There are fewer than a dozen full-blooded Indians among the 1,500 Karuks living in Seiad Valley, Happy Camp, Clear Creek and Orleans--small towns along the Klamath. Another 1,000 Karuks live in Yreka and 1,500 more on the tribal rolls live out of the area.
It was only five years ago that the federal government recognized the Karuks as an Indian tribe. There is no Karuk reservation.
“They have been so isolated, they were overlooked,” Frey said. “There is a resurgence of pride in their heritage. They are asserting themselves for the first time.”
The Karuks last month moved into their new $250,000 tribal headquarters in Happy Camp, where more than half the population of 2,300 are Karuks. The tribal headquarters was built with grant money from the Department of Housing and Urban Development.
The Karuks live the old way more than do most American Indians.

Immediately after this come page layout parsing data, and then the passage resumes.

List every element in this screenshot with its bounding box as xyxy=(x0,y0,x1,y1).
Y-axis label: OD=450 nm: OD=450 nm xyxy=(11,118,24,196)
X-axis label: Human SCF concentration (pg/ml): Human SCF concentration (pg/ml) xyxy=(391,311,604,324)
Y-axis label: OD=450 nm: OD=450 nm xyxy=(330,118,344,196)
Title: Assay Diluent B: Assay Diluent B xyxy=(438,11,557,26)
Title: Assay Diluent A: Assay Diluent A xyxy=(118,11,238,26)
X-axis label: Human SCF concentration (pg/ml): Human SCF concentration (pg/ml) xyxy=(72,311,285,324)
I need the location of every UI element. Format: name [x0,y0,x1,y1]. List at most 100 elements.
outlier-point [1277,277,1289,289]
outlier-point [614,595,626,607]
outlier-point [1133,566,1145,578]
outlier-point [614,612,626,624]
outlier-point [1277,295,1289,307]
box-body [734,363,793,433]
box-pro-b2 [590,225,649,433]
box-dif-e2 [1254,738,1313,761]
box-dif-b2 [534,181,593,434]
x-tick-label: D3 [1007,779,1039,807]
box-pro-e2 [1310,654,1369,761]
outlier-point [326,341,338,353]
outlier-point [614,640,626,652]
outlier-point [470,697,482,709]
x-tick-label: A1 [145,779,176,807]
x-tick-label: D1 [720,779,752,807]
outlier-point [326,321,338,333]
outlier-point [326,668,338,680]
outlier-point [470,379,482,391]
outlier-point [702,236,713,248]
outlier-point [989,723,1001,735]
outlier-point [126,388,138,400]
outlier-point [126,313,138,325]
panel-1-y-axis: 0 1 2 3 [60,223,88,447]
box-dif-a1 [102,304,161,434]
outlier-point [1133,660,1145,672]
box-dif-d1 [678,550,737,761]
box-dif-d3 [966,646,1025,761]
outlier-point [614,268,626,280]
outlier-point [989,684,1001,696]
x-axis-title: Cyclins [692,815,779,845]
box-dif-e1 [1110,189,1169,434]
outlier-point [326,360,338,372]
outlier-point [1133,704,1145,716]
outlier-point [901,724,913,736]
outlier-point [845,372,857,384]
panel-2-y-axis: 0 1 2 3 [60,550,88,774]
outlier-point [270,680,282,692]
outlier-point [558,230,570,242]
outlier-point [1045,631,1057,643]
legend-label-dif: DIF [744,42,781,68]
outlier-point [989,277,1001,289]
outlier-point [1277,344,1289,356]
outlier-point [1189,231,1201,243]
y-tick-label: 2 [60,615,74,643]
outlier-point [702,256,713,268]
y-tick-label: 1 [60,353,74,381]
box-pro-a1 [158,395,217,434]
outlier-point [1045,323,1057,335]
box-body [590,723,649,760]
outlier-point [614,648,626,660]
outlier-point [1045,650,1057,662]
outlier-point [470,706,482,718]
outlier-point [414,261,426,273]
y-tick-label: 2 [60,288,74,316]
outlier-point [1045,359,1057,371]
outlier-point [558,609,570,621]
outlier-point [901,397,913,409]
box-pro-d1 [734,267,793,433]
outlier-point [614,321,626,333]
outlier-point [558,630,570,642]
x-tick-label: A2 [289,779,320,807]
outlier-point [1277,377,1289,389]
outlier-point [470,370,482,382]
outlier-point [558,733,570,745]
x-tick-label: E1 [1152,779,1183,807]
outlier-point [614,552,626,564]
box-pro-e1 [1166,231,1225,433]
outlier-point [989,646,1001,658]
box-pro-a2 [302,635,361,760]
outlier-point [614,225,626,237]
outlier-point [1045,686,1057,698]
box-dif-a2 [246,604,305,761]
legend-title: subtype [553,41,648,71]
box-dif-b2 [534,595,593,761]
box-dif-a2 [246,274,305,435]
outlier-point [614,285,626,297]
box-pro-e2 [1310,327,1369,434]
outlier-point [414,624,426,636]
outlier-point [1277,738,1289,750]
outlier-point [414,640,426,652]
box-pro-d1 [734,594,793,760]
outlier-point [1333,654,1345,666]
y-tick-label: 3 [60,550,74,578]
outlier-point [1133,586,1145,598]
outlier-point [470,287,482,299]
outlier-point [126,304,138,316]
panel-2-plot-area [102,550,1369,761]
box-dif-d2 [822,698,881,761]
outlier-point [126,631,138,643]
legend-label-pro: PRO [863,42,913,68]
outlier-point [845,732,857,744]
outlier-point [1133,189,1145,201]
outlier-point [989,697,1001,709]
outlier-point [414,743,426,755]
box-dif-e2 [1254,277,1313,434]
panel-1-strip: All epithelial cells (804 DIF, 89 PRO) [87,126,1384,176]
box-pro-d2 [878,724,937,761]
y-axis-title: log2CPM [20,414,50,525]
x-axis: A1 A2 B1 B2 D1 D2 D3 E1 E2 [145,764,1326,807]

There are sacred grounds up and down the river where medicine men regularly perform elaborate ceremonies.
Only 10 of the Karuks are still fluent in the centuries-old native language.
“We were taught English in the government Indian schools and told to forget our Indian language so we could become like everybody else in America,” recalled Karuk medicine man Shan Davis, 66.
To make sure the Karuk language does not disappear, the language has been taught from kindergarten through 12th grade at the Happy Camp schools for the last 12 years.
Gladys Guy, 47, during a visit to a class at the high school, wrote the Karuk phrases on the blackboard: I-u-key (hello); hoot-kitch? (how are you?) and wood-a-yuv (I am fine). “I have been taking Karuk ever since fifth-grade so I can better learn the ways of my ancestors,” said Sandra Davis, 16, a junior who is five-eighths Karuk Indian.
Medicine man Davis, who dresses in otter hides and woodpecker scalps when he performs rituals, said the Karuks are at long last making headway:
“We are getting back Kota-Mein, the center of the world. We are beginning to reoccupy the historic village sites. Our young people are speaking our Karuk language again. These are the best of times in many years.”